Politicians doing their enemies work (Page 133)
Interview with Dr. james Galbraith
Dr. James K. Galbraith is Lloyd M. Bentsen Jr. Chair in Government/Business Relations and Professor of Government at the University of Texas. He teaches economics and a variety of other subjects at the university’s Lyndon B. Johnson School of Public Affairs. He holds degrees from Harvard (B.A. magna cum laude, 1974) and Yale (Ph.D. in economics, 1981), studied economics as a Marshall Scholar at King's College, Cambridge in 1974-1975, and then served in several positions on the staff of the U.S. Congress, including Executive Director of the Joint Economic Committee. He was a guest scholar at the Brookings Institution in 1985. He directed the LBJ School's Ph.D. Program in Public Policy from 1995 to 1997. He directs the University of Texas Inequality Project, an informal research group based at the LBJ School.
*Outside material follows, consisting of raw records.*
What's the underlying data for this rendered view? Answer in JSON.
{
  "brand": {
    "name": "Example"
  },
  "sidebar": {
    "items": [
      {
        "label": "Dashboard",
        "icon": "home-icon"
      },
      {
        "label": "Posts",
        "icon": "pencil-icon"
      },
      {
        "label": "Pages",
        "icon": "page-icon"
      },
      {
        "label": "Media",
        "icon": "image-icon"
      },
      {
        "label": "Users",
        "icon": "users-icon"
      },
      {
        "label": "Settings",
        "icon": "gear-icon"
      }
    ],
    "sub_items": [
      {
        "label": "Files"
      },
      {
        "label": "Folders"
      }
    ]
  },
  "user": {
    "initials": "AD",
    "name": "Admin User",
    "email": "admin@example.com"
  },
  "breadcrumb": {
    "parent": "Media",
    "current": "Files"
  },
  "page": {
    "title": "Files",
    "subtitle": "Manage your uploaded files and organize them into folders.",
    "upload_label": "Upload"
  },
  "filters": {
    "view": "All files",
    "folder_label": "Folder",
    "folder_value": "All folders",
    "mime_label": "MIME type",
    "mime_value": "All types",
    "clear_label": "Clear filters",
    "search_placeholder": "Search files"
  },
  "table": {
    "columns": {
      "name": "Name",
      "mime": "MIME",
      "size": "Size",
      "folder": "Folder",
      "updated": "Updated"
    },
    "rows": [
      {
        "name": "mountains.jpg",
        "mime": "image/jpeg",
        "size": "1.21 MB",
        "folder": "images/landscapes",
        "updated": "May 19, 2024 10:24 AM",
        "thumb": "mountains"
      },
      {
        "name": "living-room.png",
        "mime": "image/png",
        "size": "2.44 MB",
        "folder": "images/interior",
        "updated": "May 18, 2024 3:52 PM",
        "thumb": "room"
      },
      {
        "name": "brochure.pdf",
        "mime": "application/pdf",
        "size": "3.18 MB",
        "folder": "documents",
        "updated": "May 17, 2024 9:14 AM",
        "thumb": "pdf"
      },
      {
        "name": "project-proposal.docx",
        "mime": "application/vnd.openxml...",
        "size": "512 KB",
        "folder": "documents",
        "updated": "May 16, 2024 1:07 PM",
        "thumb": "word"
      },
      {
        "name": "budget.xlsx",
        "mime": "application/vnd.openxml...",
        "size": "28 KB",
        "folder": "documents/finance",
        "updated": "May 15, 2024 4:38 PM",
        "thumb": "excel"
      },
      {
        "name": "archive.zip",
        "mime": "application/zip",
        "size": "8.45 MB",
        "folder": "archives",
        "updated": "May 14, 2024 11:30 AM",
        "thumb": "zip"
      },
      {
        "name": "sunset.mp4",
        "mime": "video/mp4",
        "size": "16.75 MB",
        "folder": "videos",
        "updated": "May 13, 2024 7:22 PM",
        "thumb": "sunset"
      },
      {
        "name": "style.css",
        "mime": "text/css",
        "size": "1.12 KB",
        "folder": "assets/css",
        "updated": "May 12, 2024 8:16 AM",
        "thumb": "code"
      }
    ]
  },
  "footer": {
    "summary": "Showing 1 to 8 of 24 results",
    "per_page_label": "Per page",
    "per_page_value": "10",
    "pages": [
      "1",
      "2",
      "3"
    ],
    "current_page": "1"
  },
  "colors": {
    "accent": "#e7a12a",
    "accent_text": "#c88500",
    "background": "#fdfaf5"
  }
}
In our one hour interview, Dr. Galbraith states that the housing bubble is collapsing slowly and will continue to do so for years. Falling energy prices are helping to blunt the impact. The duration and extent of economic impact are unpredictable, but past down cycles have lasted five to seven years. If the banking system gets hammered in the process, things could get ugly. Trade imbalances are extreme but not necessarily unstable. Inflation from a monetary policy standpoint is under control, although the dollar will not be the world’s sole reserve currency after we go through an inevitable international monetary system transition that’s likely to be initiated by a crisis, and a rough dollar transition has inflationary implications.
The View from Europe
Another key iTulip theme is that our economic problems are international. iTulip.com gets visitors from over 75 countries daily, and views from around the globe inform our positions daily. Occasionally our web hosting company's analytics tools pick up an especially interesting site, such dzam from The Former Yugoslav Republic of Macedonia. It includes a link to a 52 minute documentary on The End of Suburbia. If you think my ten to 15 year housing bubble correction scenario is tough, they offer a more drastic U.S. suburban housing price decline time period forecast: forever. Why does the U.S. housing market matter to blog readers in Macedonia? The extremes of debt, asset bubbles, and fiscal mis-management are creating worry world wide. To help bolster iTulip's broad historical and international view, and help U.S. readers see the U.S. through the eyes of not only father time but Europeans, Asians, Latin Americans, and Africans, to name a few key areas of the globe that contribute to our discussion of the unwinding of the U.S.-centric global economy and financial system, we have found and negotiated an arrangement with the European think-tank LEAP / Europe 2020.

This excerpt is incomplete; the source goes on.